60 Plätze auf Privatareal?

Doch selbst diese 100 bis 150 neuen Plätze werden nicht reichen. Deshalb überarbeitet das Gesundheits- und Sozialdepartement die Regeln zur Verteilung der Asylbewerber auf die Gemeinden. Die Zuweisungsentscheide sollen den Gemeinden nächste Woche eröffnet werden. Ausserdem könne der Kanton ab Herbst eventuell ein leer stehendes Gebäude, das einer Privatperson gehört, als Asylunterkunft benützen. «Damit erhielten wir für ein bis zwei Jahre weitere 60 Plätze», sagt Bolliger.

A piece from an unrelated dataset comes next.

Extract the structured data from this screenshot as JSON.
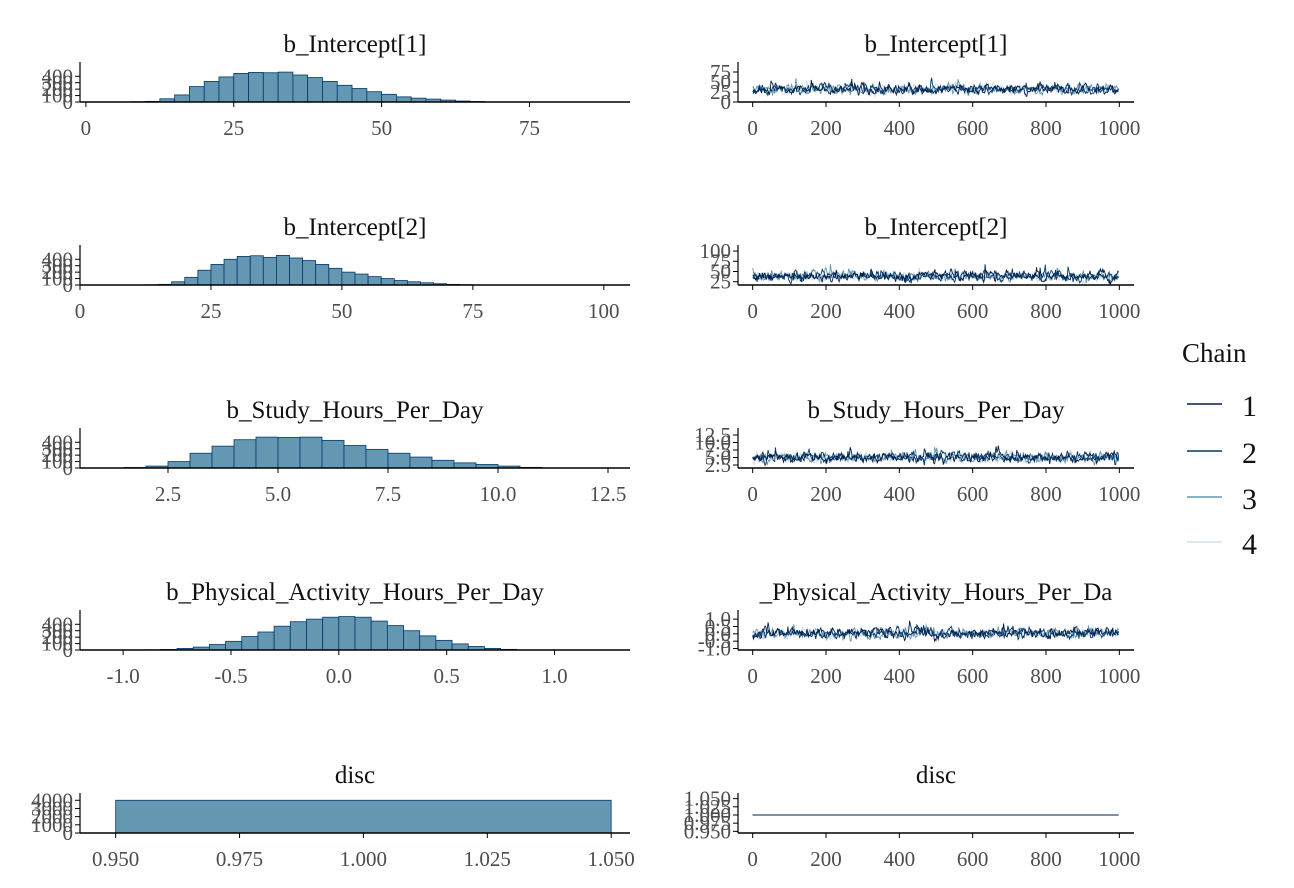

Der Kanton Luzern steht zudem in Verhandlungen mit dem Bund, um Militärunterkünfte als Asylzentren nutzen zu können. Von spruchreifen Lösungen ist man laut Bolliger aber noch weit entfernt. Offen ist auch, wie viele Einsprachen gegen die Umnutzung des Boa-Areals in Rothenburg eingehen werden. Dort ist ab November für die Dauer von maximal fünf Jahren eine Unterkunft mit 180 Plätzen geplant.

Unmut bei der SVP Pfaffnau

Gross ist nicht der Druck auf die Behörden, sondern auch der Frust von Ferdi Scheidegger, Präsident der SVP Pfaffnau-St. Urban. Er sagt, dass sowohl Gesundheits- und Sozialdirektor Guido Graf als auch der Pfaffnauer Gemeindepräsident und Neu-Kantonsrat Thomas Grüter vor den Wahlen von Ende März gewusst haben müssen, dass in St. Urban Asylbewerber untergebracht werden sollen. Scheidegger ist aber nicht nur sauer auf die zwei CVP-Politiker, sondern ärgert sich auch darüber, dass keine Orientierungsversammlung stattgefunden hat. Thomas Grüter kontert, dass die Bevölkerung in einem Brief «sauber informiert worden» sei und dass er keine negativen Rückmeldungen erhalten habe.

Im Kanton Luzern sind aktuell 483 Asylbewerber in zwei Zentren und vier Notunterkünften untergebracht. Fast gleich viele Menschen, nämlich 459, leben in diversen Wohnungen im Kanton.